It’s no fun as a customer to have an interaction with a bot when it’s clearly a bot you’re dealing with.
Rasa is a startup that claims to have developed the infrastructure to enable developers at large enterprises to build “powerful” conversational AI assistants so that those interactions feel more personal and meaningful to users. It says it does this by providing CALM (Conversational AI with Language Models) infrastructure and a low-code user interface.
Its technology has helped it attract a number of large customers, mainly in the financial services and telecommunications space. These clients include two of the world’s top three banks, two of the largest banks in the United States, American Express and Deutsche Telekom, among others.
Founded in 2016, Rasa began as an open source platform for developers to build chatbots, voice apps and other services that use conversational AI for interactivity. Since then, Rasa has been downloaded by developers more than 50 million times, the company claims.
A few years ago, the startup recognized an opportunity to help businesses increase engagement with their customers. Oracle CEO alum Melissa Gordon was hired to help guide this new strategy. Gordon, who was a pole vaulter for many years in a sport when it was not a women’s sport and used Title IX to compete on the men’s team, said she likes to “challenge the status quo.”
“We’ve always been very vocal from the beginning about challenging some of the established ideas about how chatbots should be built,” said co-founder and CTO Alan Nichol.
The move appears to have paid off for Rasa, which says it “roughly doubled” its annual recurring revenue (ARR) in 2023 compared to the previous year. That traction helped it secure $30 million in Series C funding, led by StepStone Group and PayPal Ventures, with participation from existing backers Andreessen Horowitz (a16z), Accel and Basis Set Ventures. The company declined to disclose the valuation, saying only that it was a step-up round from its $26 million Series B raise.

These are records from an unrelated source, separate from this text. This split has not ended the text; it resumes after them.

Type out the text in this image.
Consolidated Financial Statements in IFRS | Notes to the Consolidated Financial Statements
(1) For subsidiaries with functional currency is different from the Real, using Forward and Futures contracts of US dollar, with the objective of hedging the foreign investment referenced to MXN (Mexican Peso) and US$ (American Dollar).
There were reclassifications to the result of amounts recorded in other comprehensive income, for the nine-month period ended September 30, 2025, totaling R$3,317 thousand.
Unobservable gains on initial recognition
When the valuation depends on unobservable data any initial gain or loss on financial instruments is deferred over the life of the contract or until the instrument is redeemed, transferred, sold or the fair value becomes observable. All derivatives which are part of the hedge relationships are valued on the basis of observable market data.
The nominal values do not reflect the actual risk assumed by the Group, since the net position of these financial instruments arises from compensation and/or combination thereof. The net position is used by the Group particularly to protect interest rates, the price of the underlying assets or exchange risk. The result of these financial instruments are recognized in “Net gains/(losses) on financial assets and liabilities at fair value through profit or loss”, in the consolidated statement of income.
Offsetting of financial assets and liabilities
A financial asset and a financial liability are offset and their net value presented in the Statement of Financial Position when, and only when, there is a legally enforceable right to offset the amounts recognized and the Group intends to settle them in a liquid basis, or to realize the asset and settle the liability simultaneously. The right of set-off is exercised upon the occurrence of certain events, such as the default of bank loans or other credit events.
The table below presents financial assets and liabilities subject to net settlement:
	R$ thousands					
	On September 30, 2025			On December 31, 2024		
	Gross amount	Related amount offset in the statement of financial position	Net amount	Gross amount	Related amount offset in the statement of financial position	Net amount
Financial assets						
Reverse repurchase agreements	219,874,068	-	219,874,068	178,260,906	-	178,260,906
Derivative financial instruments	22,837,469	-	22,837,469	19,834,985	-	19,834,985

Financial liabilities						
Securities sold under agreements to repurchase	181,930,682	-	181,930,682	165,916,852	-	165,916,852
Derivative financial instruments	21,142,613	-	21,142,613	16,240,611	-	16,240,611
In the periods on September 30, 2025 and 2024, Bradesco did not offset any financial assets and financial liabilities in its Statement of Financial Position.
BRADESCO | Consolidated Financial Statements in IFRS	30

There’s no denying that the space is hot – and increasingly crowded -. On Tuesday, TechCrunch reported on Sierra, a conversational AI startup founded by former Salesforce co-CEO Bret Taylor and ex-Googler Clay Bavor, which claims its software can actually take actions on behalf of the customer.
Rasa is different, Nichol said, in that it is not all for agents.
What the two companies have in common is that they both claim to tackle issues like illusions, where a large language model sometimes gives an answer when it doesn’t have the information to answer accurately.
Rasa claims it is unique in that it allows businesses to “fully leverage the power of LLMs to understand the language at a really granular level, without exposing themselves to these kinds of risks.” In other words, it says it uses LLM to understand users, rather than second-guess business logic or drive a conversation, so businesses can maintain control over the flow of conversations and the things their bots say.
It’s a bold claim.
But as a result, Gordon says, the bots that Rasa’s infrastructure is helping to develop don’t feel like branded bots.
“A classic use case is a customer-facing flagship, and typically, those teams when they come to Rasa, it’s usually not their first rodeo,” Nichol said. “They were on another platform or they tried to build everything in house. And then, at some point, they’ve run out of steam, and then they’re looking for something that’s more scalable.”
Bots have external use cases ranging from checking account balances to transferring money. In the case of Deutsche Telekom, for example, bots can help reset a router in someone’s home if they have an internet problem, Gordon points out. Notably, the investment marks PayPal Ventures’ first investment in artificial intelligence. In a written statement, partner Alan Du said: “At PayPal, we’ve seen how Rasa’s technology improves customer engagement and business performance through our concierge solutions, and we’re making our first AI investment in Rasa because we believe it’s the best platform for businesses to develop powerful conversational AI.”